Eating out once in a while can be fun but when you are on a reduced sugar diet, it can be tricky. Fast foods are the worst. Unless you carefully read the nutritional labels, you’ll be eating a lot of sugar and not know it.
Besides being loaded with sugar, most fast foods also contain far too much sodium, saturated fat and calories – some meals have a whole days’ worth. But there are healthier options available at most fast food restaurants – you just have to know what to order.
- Watch the calories. On average a person eats 836 calories per fast food meal and underestimates how many calories consumed by 175 calories. Use the nutritional information provided by the fast food chain and try to keep your meal at 500 calories or less.
- Bring your own side items. If you plan ahead, you can bring healthy sides and toppings from home, such as carrot sticks, apple or pear slices, cottage cheese or yogurt.
- Focus on the good stuff. Look for items with more fiber, whole grain and protein. Usually these types of food will be lower in sugar. Fresh fruit or grilled turkey or chicken on a multi-grain bun are all good bets.
- Spare the condiments and dressings.
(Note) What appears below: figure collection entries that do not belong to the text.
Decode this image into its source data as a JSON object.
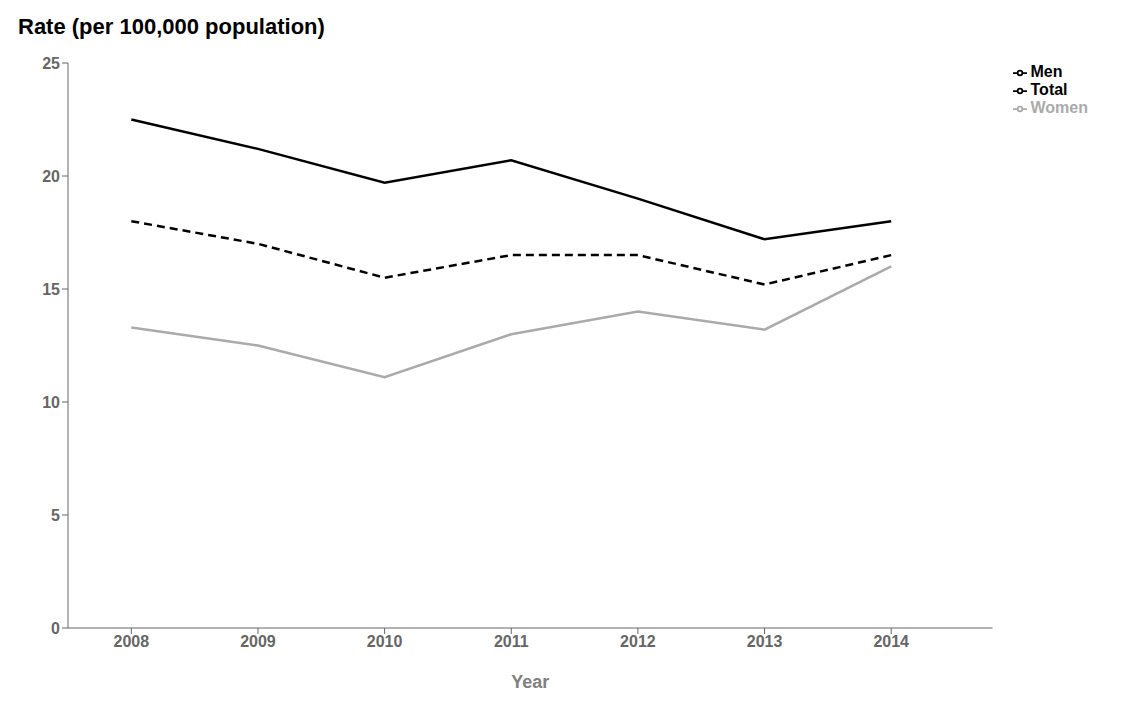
{
  "chart_data": {
    "type": "line",
    "title": "Rate (per 100,000 population)",
    "xlabel": "Year",
    "x": [
      2008,
      2009,
      2010,
      2011,
      2012,
      2013,
      2014
    ],
    "series": [
      {
        "name": "Total",
        "color": "#000000",
        "line_style": "dashed",
        "values": [
          18.0,
          17.0,
          15.5,
          16.5,
          16.5,
          15.2,
          16.5
        ]
      },
      {
        "name": "Men",
        "color": "#000000",
        "line_style": "solid",
        "values": [
          22.5,
          21.2,
          19.7,
          20.7,
          19.0,
          17.2,
          18.0
        ]
      },
      {
        "name": "Women",
        "color": "#aaaaaa",
        "line_style": "solid",
        "values": [
          13.3,
          12.5,
          11.1,
          13.0,
          14.0,
          13.2,
          16.0
        ]
      }
    ],
    "xlim": [
      2007.5,
      2014.8
    ],
    "xticks": [
      2008,
      2009,
      2010,
      2011,
      2012,
      2013,
      2014
    ],
    "ylim": [
      0,
      25
    ],
    "yticks": [
      0,
      5,
      10,
      15,
      20,
      25
    ],
    "legend": "upper right",
    "grid": false
  }
}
These items contain a lot of added sugar, so beware of salad dressings, spreads, sauces, and sides dishes. Instead, ask for these items separately so you can add just enough for flavor, but use far less than what the restaurant would normally put on your food.
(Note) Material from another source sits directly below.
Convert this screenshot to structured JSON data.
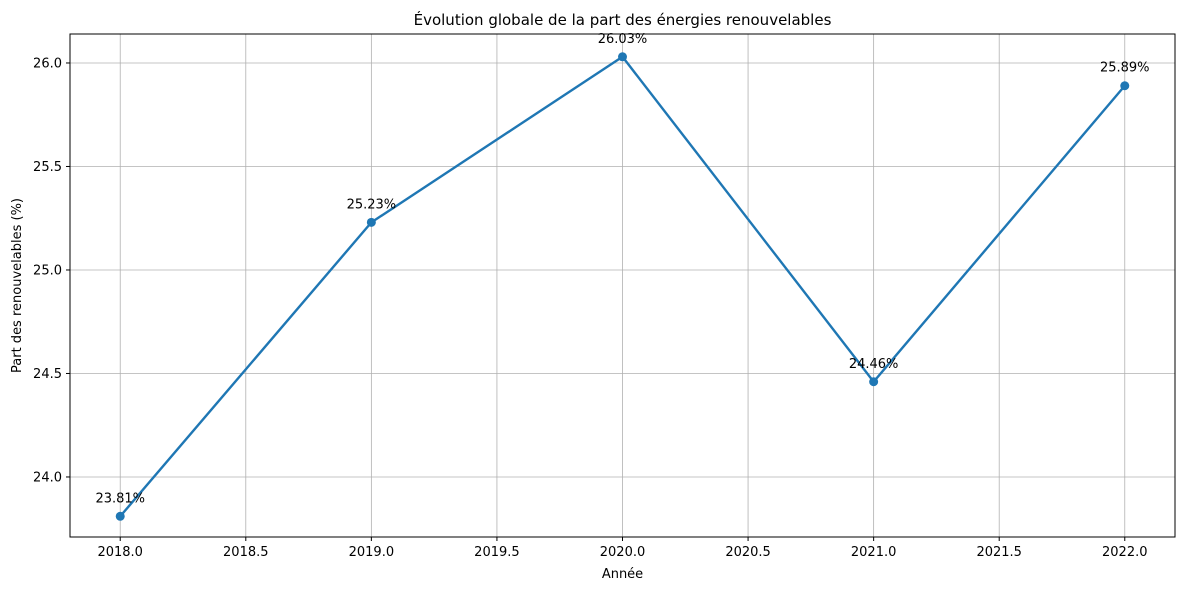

- Order water as a beverage. Soda and some alcoholic drinks can have hundreds of calories from sugar. Also drinking these items tend to make you hungrier, thus you end up eating more food than you should. If you want something other than water to drink, order a water-based drink such as unsweetened hot or iced tea.
Most of the fast food chains and restaurants post their nutritional information on their websites along with having nutritional handouts in their places of business. If you know where you will be eating, sort out the information beforehand so you know what you will be ordering before you get there.
If not, then use their nutrition information on-site and take some time to read it before ordering. You will thank-yourself in the end and not feel guilty afterwards for not sticking to your low sugar diet. It is possible to both eat out and stick to your low-sugar diet plan; it just takes some work and forethought.